Though education staff are not usually working at a computer all day, the introduction of planning, preparation and assessment (PPA) time and the electronic marking of examinations have resulted in increased use of computers.
There are health problems associated with working with computers, which include repetitive strain injury, eye strain, back pain and stress.
The regulations require employers to carry out a risk assessment of users' workstations, which should consider the entire workstation, including equipment and furniture, as well as the work environment, eg lighting, temperature and leg room. The tasks that are being performed at the work station should be considered as should any special needs of individual staff.
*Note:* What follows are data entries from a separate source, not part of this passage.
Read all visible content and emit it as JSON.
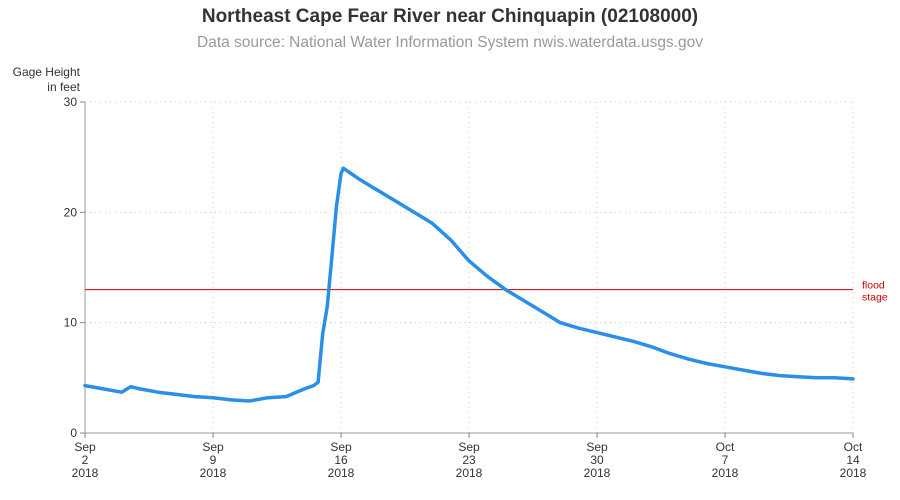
{
  "chart_data": {
    "type": "line",
    "title": "Northeast Cape Fear River near Chinquapin (02108000)",
    "subtitle": "Data source: National Water Information System nwis.waterdata.usgs.gov",
    "ylabel": [
      "Gage Height",
      "in feet"
    ],
    "xlabel": "",
    "xlim": [
      "2018-09-02",
      "2018-10-14"
    ],
    "ylim": [
      0,
      30
    ],
    "yticks": [
      0,
      10,
      20,
      30
    ],
    "xticks": [
      {
        "date": "2018-09-02",
        "lines": [
          "Sep",
          "2",
          "2018"
        ]
      },
      {
        "date": "2018-09-09",
        "lines": [
          "Sep",
          "9",
          "2018"
        ]
      },
      {
        "date": "2018-09-16",
        "lines": [
          "Sep",
          "16",
          "2018"
        ]
      },
      {
        "date": "2018-09-23",
        "lines": [
          "Sep",
          "23",
          "2018"
        ]
      },
      {
        "date": "2018-09-30",
        "lines": [
          "Sep",
          "30",
          "2018"
        ]
      },
      {
        "date": "2018-10-07",
        "lines": [
          "Oct",
          "7",
          "2018"
        ]
      },
      {
        "date": "2018-10-14",
        "lines": [
          "Oct",
          "14",
          "2018"
        ]
      }
    ],
    "grid": true,
    "line_color": "#2a8fe8",
    "reference_line": {
      "y": 13,
      "label": [
        "flood",
        "stage"
      ],
      "color": "#cc0000"
    },
    "series": [
      {
        "x": [
          "2018-09-02T00:00",
          "2018-09-03T00:00",
          "2018-09-04T00:00",
          "2018-09-04T12:00",
          "2018-09-05T00:00",
          "2018-09-06T00:00",
          "2018-09-07T00:00",
          "2018-09-08T00:00",
          "2018-09-09T00:00",
          "2018-09-10T00:00",
          "2018-09-11T00:00",
          "2018-09-12T00:00",
          "2018-09-13T00:00",
          "2018-09-14T00:00",
          "2018-09-14T12:00",
          "2018-09-14T18:00",
          "2018-09-15T00:00",
          "2018-09-15T06:00",
          "2018-09-15T12:00",
          "2018-09-15T18:00",
          "2018-09-16T00:00",
          "2018-09-16T03:00",
          "2018-09-17T00:00",
          "2018-09-18T00:00",
          "2018-09-19T00:00",
          "2018-09-20T00:00",
          "2018-09-21T00:00",
          "2018-09-22T00:00",
          "2018-09-23T00:00",
          "2018-09-24T00:00",
          "2018-09-25T00:00",
          "2018-09-26T00:00",
          "2018-09-27T00:00",
          "2018-09-28T00:00",
          "2018-09-29T00:00",
          "2018-09-30T00:00",
          "2018-10-01T00:00",
          "2018-10-02T00:00",
          "2018-10-03T00:00",
          "2018-10-04T00:00",
          "2018-10-05T00:00",
          "2018-10-06T00:00",
          "2018-10-07T00:00",
          "2018-10-08T00:00",
          "2018-10-09T00:00",
          "2018-10-10T00:00",
          "2018-10-11T00:00",
          "2018-10-12T00:00",
          "2018-10-13T00:00",
          "2018-10-14T00:00"
        ],
        "y": [
          4.3,
          4.0,
          3.7,
          4.2,
          4.0,
          3.7,
          3.5,
          3.3,
          3.2,
          3.0,
          2.9,
          3.2,
          3.3,
          4.0,
          4.3,
          4.6,
          9.0,
          11.5,
          16.0,
          20.5,
          23.5,
          24.0,
          23.0,
          22.0,
          21.0,
          20.0,
          19.0,
          17.5,
          15.6,
          14.2,
          13.0,
          12.0,
          11.0,
          10.0,
          9.5,
          9.1,
          8.7,
          8.3,
          7.8,
          7.2,
          6.7,
          6.3,
          6.0,
          5.7,
          5.4,
          5.2,
          5.1,
          5.0,
          5.0,
          4.9
        ]
      }
    ]
  }
}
Display screen equipment (DSE) risk assessments should also consider those factors that may contribute to repetitive strain injuries such as:
- sitting in the same position for a long period
- awkward positioning of the wrist and hand in relation to the keyboard
- high workload for a prolonged period of time
- excessive use of the mouse.
Checklist for workstations
The DSE Regulations detail the minimum standards for workstations, which are summarised below.
The display screen
- display well-defined characters of adequate size and spacing
- have a stable image
- have easily adjustable brightness and contrast
- tilt and swivel easily to suit the user
- be free from glare and reflections
- use a separate base for the screen, or an adjustable table.
- be tiltable and separate from the screen to allow the user to adopt a comfortable working position
- have a space in front to provide support for the hands or arms of the user
- have a matt surface
- have clearly legible symbols on the keys.
The work surface
The work surface should:
- provide adequate space for the user
- have a low reflective surface
- be of adequate size to allow the screen, keyboard, etc to be flexibly arranged
- have a stable, adjustment document holder, which should be at the same level as the screen and at the same viewing distance.
The work chair
This should have a seat that is adjustable in height, with a seat back adjustable in height and tilt. A footrest should be available.
The workstation must do the following:
- provide sufficient space for the user or the operator to alter position comfortably
- lighting must be adequate with suitable contrast between the screen and background
- glare and reflections on the screen should be avoided
- windows should be fitted with adjustable coverings to alter the daylight level.
When a workstation is shared by more than one person, it should be assessed in respect of each person.
Schools and colleges should consult their safety reps on all matters concerning work with computers.
Training in using computers
Employers are obliged to provide information and training on the health and safety aspects of working with computers. This should cover:
- the importance of good posture, changing position and good keyboard technique
- how to avoid glare or bright reflections in the screen
- cleaning and adjusting the screen
- the importance of frequent short breaks
- using a mouse
- health risks
- who to report symptoms to or to contact for help
- information about the right to eyesight tests.
Under the regulations, users have a right to eye sight tests upon starting computer work and at regular intervals thereafter, at the employer's expense. Where tests show that the user requires special spectacles/lenses for computer work, the employer must pay for the cost of a basic pair.
The work of laptop users should be properly assessed. As some laptops can be heavy, the assessment ought to include the risk of manual handling (ie lifting and carrying).
Laptops should be used in proper workstations and not on one's lap, especially if large amounts of data need to be inputted. As prolonged use is likely to cause ergonomic problems, it is even more important for users to take regular breaks, position themselves correctly, flex their arms, etc.